The evaluation uses a rigorous random assignment design and is set in Tennessee, where Youth Villages operates its largest Transitional Living program. From October 2010 to October 2012, more than 1,300 young people were assigned, at random, to either a program group, which was offered the Transitional Living program’s services, or to a control group, which was not offered those services. Using survey and administrative data, the evaluation team is measuring outcomes for both groups over time to assess whether Transitional Living services led to better outcomes for program group youth compared with the control group’s outcomes.
This is the second major report in the evaluation. An earlier report provides a detailed description of the Transitional Living program model and assesses its implementation. This second report assesses whether the program affected key outcomes during the first year after young people enrolled in the study. It shows that the Transitional Living program improved outcomes in three of the six domains that it was designed to affect. The program boosted earnings, increased housing stability and economic well-being, and improved some outcomes related to health and safety. However, it did not improve outcomes in the areas of education, social support, or criminal involvement.

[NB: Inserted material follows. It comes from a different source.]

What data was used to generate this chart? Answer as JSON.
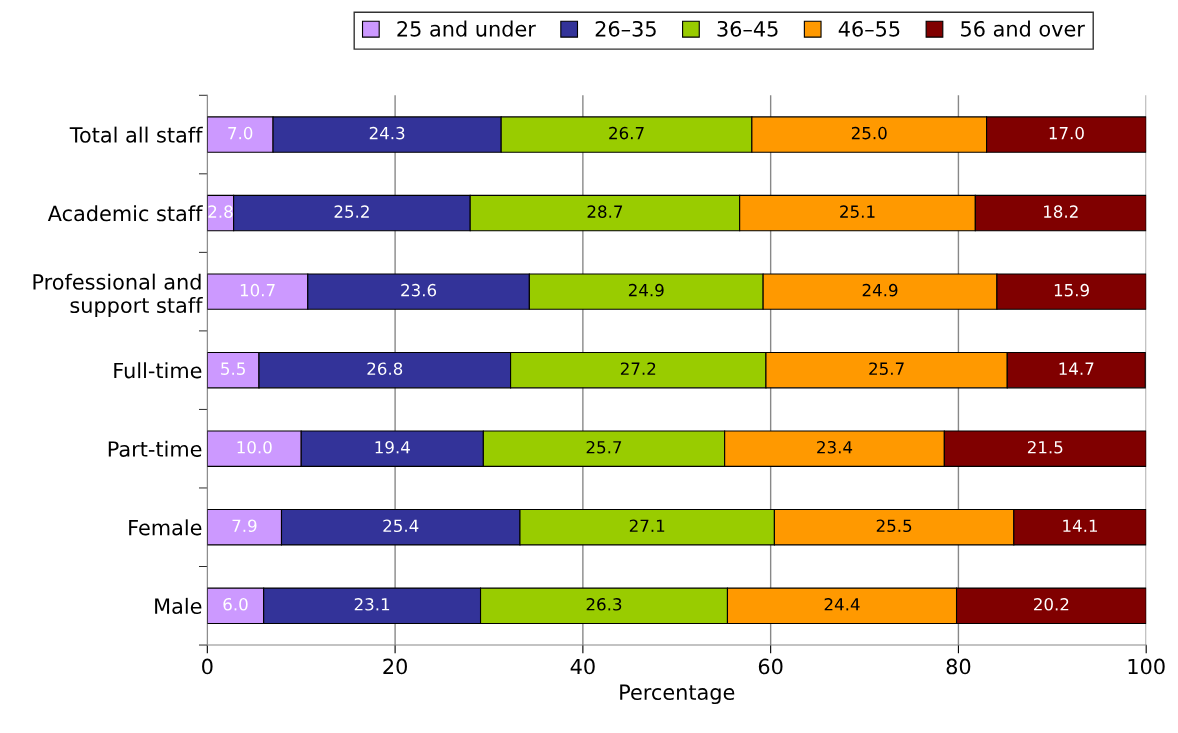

These results indicate that the Transitional Living program can improve multiple outcomes for young adults with histories of foster care or juvenile justice custody, a notable finding given the paucity of documented positive effects for programs that serve these populations. While the individual effects of the program were modest, their breadth across several domains is consistent with the highly individualized nature of the program model, which is designed to address the wide variety of needs and circumstances of the young people it serves. These findings set the stage for additional analysis using a second year of follow-up data and an assessment of the program’s benefits relative to its costs. Those results will be available in 2016.